Developers of antivirus software from ESET have discovered the first encoder for mobile devices based on Android, which extorts ransom in bitcoins for unlocking the screen. Information about this company was published in the official blog on Habrahabr.
Malicious software called DoubleLocker is developed on the basis of a bank trojan, however it is not interested in the victim's finances.
DoubleLocker does not have the functions of collecting user's bank data and erasing accounts, instead it provides tools for extortion. Malware can change the PIN of the device, blocking victim access, and also encrypts all files in the main storage device - we first see such a combination of functions in the Android ecosystem.
Files, encrypted by DoubleLocker
DoubleLocker is distributed through compromised sites under the guise of updating or activating Adobe Flash Player.
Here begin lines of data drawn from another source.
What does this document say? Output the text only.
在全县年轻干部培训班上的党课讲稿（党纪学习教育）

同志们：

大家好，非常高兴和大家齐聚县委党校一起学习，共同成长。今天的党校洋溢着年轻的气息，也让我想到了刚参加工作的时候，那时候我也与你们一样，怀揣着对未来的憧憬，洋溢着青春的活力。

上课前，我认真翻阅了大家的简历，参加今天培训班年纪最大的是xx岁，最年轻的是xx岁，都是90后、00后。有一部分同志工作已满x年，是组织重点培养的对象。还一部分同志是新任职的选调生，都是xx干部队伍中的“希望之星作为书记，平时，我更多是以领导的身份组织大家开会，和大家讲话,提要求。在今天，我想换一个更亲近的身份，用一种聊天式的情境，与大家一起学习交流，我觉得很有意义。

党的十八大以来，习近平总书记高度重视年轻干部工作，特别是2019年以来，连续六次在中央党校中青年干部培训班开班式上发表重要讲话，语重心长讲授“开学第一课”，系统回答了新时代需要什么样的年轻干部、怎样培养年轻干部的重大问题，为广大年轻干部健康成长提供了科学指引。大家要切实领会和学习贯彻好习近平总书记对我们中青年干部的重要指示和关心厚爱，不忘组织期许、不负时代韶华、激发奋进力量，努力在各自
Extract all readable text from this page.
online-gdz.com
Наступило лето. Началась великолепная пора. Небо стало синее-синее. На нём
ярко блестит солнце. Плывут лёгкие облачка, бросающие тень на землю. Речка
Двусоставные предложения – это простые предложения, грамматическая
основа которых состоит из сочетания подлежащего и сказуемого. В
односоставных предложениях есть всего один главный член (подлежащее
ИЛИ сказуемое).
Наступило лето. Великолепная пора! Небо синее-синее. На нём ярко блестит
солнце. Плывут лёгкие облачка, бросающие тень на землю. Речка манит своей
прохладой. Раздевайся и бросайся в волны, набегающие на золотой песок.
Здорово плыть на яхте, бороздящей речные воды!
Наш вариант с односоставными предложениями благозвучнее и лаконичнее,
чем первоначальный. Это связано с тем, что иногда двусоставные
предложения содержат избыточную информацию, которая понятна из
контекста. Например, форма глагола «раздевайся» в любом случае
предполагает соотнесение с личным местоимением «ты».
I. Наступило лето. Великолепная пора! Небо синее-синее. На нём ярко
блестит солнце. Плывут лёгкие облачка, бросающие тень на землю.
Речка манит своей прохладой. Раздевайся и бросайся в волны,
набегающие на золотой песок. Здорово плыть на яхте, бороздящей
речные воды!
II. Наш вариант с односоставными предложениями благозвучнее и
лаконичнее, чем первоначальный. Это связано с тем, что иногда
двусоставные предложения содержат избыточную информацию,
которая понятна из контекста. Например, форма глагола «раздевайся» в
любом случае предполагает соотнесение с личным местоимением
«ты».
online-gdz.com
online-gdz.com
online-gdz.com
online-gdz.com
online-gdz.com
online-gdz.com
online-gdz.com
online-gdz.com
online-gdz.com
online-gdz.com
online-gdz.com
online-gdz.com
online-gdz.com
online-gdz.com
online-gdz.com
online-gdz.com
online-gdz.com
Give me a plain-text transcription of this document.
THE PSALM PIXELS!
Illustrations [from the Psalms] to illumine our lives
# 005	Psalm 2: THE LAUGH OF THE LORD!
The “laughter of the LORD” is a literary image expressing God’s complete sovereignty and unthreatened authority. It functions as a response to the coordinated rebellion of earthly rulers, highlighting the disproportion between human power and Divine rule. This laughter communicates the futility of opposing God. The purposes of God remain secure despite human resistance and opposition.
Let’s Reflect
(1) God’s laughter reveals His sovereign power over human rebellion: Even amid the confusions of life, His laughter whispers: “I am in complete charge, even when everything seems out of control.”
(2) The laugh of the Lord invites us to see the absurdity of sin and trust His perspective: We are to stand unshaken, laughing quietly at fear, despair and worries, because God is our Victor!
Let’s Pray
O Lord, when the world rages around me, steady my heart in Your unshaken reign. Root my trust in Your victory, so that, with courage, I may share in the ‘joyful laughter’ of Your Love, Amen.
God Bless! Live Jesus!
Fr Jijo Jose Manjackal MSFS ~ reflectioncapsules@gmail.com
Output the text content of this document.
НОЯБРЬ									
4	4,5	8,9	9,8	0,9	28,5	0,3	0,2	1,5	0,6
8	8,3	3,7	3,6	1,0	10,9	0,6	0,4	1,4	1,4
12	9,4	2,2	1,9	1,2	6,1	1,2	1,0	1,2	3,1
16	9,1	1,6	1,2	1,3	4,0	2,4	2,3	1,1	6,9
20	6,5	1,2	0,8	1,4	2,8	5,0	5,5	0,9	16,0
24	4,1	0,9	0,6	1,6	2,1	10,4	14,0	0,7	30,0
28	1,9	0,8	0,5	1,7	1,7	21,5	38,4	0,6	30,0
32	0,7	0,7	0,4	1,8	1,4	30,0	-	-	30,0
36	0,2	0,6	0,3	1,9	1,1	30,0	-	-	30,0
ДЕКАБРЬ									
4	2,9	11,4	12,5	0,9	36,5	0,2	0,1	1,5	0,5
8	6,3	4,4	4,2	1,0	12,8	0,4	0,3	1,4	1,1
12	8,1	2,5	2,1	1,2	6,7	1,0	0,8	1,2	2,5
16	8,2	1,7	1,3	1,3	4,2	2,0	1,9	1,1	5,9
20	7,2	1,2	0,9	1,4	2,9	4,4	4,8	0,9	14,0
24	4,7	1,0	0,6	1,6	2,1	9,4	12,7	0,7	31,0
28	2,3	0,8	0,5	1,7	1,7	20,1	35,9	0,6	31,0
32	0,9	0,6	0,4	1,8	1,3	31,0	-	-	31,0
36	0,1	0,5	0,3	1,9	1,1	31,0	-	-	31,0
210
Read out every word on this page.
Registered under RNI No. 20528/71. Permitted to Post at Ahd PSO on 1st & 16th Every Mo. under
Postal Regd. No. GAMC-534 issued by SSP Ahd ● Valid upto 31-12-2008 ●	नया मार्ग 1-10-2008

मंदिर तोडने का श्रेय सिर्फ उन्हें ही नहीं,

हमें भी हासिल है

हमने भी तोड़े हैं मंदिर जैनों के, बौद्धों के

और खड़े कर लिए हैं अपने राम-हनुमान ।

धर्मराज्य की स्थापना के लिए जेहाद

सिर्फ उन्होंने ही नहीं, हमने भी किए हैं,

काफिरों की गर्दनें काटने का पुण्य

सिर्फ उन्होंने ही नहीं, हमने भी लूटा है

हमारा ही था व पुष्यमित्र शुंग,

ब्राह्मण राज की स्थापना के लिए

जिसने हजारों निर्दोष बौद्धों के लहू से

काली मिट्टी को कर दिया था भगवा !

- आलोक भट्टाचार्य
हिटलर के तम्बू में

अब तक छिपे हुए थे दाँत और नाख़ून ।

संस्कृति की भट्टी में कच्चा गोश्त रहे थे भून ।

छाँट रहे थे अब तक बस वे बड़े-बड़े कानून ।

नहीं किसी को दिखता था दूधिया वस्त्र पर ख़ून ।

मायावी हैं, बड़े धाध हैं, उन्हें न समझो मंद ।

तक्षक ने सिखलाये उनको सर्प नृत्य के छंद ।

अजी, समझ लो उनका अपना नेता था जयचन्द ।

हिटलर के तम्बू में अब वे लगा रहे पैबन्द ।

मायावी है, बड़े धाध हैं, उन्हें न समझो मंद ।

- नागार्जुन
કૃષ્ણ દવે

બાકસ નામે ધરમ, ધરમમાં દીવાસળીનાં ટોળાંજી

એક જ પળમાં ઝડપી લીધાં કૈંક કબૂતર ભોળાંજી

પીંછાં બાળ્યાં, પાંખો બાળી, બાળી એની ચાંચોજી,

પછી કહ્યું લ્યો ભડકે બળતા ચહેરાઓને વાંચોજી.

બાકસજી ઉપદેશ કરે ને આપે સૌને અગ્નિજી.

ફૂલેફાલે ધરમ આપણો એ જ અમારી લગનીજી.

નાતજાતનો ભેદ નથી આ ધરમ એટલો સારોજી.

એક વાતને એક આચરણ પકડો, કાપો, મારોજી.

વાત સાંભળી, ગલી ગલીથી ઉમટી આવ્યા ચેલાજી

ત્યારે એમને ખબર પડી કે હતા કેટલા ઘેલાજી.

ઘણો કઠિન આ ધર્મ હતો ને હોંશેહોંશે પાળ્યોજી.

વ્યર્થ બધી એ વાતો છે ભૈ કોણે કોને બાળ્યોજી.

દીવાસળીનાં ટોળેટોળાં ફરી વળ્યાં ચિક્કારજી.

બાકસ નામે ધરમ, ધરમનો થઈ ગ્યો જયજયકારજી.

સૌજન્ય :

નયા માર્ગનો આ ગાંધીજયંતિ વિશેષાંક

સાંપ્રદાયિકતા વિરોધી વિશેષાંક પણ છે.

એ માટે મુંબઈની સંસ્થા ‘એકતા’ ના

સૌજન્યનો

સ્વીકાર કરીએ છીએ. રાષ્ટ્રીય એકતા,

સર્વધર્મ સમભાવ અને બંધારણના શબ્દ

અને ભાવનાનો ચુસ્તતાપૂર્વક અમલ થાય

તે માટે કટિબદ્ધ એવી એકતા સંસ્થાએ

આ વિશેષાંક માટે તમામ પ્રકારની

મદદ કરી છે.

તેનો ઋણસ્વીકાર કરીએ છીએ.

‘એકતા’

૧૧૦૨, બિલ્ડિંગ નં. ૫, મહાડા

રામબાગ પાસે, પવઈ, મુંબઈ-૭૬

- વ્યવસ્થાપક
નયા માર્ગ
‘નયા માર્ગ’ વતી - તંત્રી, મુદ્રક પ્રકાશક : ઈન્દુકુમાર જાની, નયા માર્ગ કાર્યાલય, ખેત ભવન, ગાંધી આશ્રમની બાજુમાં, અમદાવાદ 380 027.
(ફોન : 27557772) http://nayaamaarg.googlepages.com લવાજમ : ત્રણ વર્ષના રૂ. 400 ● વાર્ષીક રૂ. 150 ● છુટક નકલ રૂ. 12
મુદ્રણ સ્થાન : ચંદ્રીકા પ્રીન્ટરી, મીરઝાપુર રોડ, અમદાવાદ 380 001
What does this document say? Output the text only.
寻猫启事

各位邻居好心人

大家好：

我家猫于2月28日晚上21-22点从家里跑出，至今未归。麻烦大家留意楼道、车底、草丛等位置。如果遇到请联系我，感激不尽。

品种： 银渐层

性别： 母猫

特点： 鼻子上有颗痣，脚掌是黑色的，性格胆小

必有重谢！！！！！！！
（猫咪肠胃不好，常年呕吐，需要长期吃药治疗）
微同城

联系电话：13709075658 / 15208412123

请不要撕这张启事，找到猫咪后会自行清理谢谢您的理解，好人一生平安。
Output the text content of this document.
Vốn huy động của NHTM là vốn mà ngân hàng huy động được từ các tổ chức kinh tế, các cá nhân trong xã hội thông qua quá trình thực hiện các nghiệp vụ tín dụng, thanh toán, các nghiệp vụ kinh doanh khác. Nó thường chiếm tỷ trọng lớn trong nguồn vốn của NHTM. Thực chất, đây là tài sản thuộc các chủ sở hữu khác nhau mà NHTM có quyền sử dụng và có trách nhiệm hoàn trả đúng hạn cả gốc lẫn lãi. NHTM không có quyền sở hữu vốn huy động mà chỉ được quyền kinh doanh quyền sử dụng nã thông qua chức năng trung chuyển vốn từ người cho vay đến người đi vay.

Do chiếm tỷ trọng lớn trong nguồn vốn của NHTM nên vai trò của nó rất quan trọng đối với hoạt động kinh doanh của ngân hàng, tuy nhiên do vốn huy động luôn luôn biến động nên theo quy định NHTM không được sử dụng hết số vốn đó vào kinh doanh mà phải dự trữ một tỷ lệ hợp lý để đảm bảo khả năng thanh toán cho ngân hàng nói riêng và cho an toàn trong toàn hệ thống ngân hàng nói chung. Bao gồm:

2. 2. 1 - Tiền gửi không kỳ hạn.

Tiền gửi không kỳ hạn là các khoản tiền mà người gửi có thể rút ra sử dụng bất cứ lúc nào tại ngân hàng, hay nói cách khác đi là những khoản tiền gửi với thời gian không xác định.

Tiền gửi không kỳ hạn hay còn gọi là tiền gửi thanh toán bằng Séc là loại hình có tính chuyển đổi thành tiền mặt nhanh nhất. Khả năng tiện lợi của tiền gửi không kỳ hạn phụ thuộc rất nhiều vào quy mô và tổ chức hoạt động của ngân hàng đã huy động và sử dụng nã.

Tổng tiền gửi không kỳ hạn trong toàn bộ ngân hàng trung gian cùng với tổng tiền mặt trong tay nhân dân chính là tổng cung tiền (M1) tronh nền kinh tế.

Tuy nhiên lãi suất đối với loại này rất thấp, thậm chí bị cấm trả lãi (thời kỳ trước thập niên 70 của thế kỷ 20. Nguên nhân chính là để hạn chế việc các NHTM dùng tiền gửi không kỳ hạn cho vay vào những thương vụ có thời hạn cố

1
Once on the device, the malware gets the necessary permissions under the guise of enabling the false service Google Play Service.
To unlock the gadget, cybercriminals demand 0.0130 BTC (around $73 at the press time), threatening otherwise to destroy all the data after 24 hours. Nevertheless, according to the Blockchain.info, bitcoin-wallet of DoubleLocker is still empty.
To get rid of DoubleLocker, ESET team recommends:
- Unplugged device that does not have a mobile device management solution capable of resetting the PIN: the only way to get rid of the lock screen is to reset it to the factory settings.
- Routed device: the user can connect to the device via ADB and delete the file in which the PIN-code is stored. To do this, user must enable device debugging (Settings - Developer options - USB debugging). The lock screen will be deleted and the user will get access to the device. Then, working in safe mode, the user will be able to deactivate the device administrator rights for the malware and delete it. In some cases, a reboot of the device is required.